Pebble bounded over to his side and looked up.
“He's a'right.  I told him to's lit the tip, not burn's a hole in the roofs.  It's not my fault!”  Then he looked at Osric.  “Got so's bright in here you's sword look’d bright too!”
This makes no sense.  I burned this hole? Osric's thoughts raced as the bright light made his head pound even harder.
“You did this, didn’t you?”  Osric asked the men standing above him.
“No, sir.”  Osric recognized the voice of the recruit, Dru.  “We came rushing as fast as we could when we saw the bright light shoot into the sky.  The section of stone that is gone from here is just dust, scattered all over out there now.”  He said, motioning behind his head.  “We thought you must be dying, and so you did this to get help in a panic.”
Osric’s mind reeled as he tried to process all that had happened.  Too many unexplained magical events had taken place lately.  He sat up slowly, feeling each muscle protest in agony.
“Did Kenneth survive?”  Osric suddenly had a terrifying vision of his best friend being crushed by the walls of the palace.  “Was he thrown far enough away to avoid falling debris?”
“Thrown free, sir?” Dru sounded as confused as Osric felt.
“Of the explosion!”  He shouted.  “What do you think caused this?”  He indicated the rubble surrounding himself and Pebble.

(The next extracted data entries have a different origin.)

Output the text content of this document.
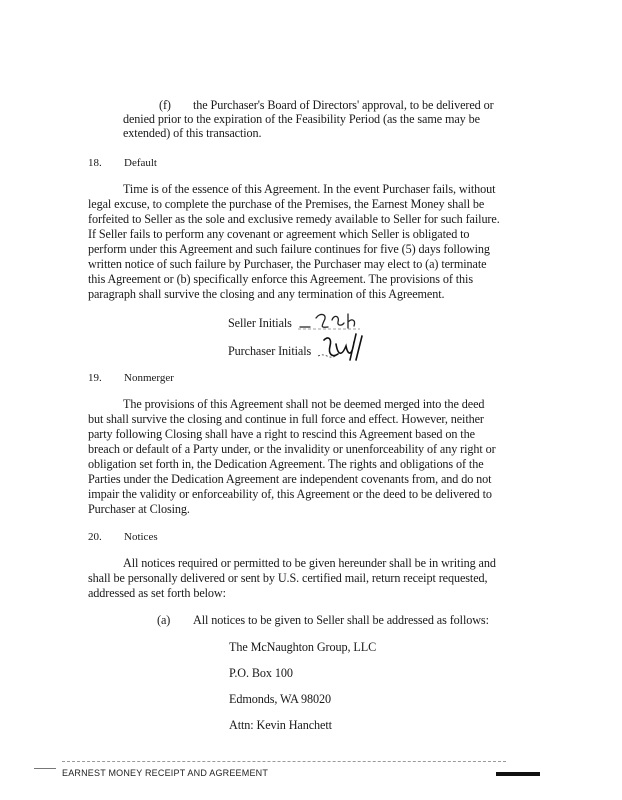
(f) the Purchaser's Board of Directors' approval, to be delivered or
denied prior to the expiration of the Feasibility Period (as the same may be
extended) of this transaction.
18. Default
Time is of the essence of this Agreement. In the event Purchaser fails, without
legal excuse, to complete the purchase of the Premises, the Earnest Money shall be
forfeited to Seller as the sole and exclusive remedy available to Seller for such failure.
If Seller fails to perform any covenant or agreement which Seller is obligated to
perform under this Agreement and such failure continues for five (5) days following
written notice of such failure by Purchaser, the Purchaser may elect to (a) terminate
this Agreement or (b) specifically enforce this Agreement. The provisions of this
paragraph shall survive the closing and any termination of this Agreement.
Seller Initials
Purchaser Initials
19. Nonmerger
The provisions of this Agreement shall not be deemed merged into the deed
but shall survive the closing and continue in full force and effect. However, neither
party following Closing shall have a right to rescind this Agreement based on the
breach or default of a Party under, or the invalidity or unenforceability of any right or
obligation set forth in, the Dedication Agreement. The rights and obligations of the
Parties under the Dedication Agreement are independent covenants from, and do not
impair the validity or enforceability of, this Agreement or the deed to be delivered to
Purchaser at Closing.
20. Notices
All notices required or permitted to be given hereunder shall be in writing and
shall be personally delivered or sent by U.S. certified mail, return receipt requested,
addressed as set forth below:
(a) All notices to be given to Seller shall be addressed as follows:
The McNaughton Group, LLC
P.O. Box 100
Edmonds, WA 98020
Attn: Kevin Hanchett
EARNEST MONEY RECEIPT AND AGREEMENT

“We don't know, sir.”  He stated in apologetic defensiveness.  “Kenneth said nothing about an explosion, sir.  Neither did James.  They said they were just standing there,” parting his hands in explanation, “when four unicorn's came running up.  Three stopped at the door and the other one ran inside.”  He hesitated before continuing.  “Then, moments later, the entire palace just collapsed in on itself.”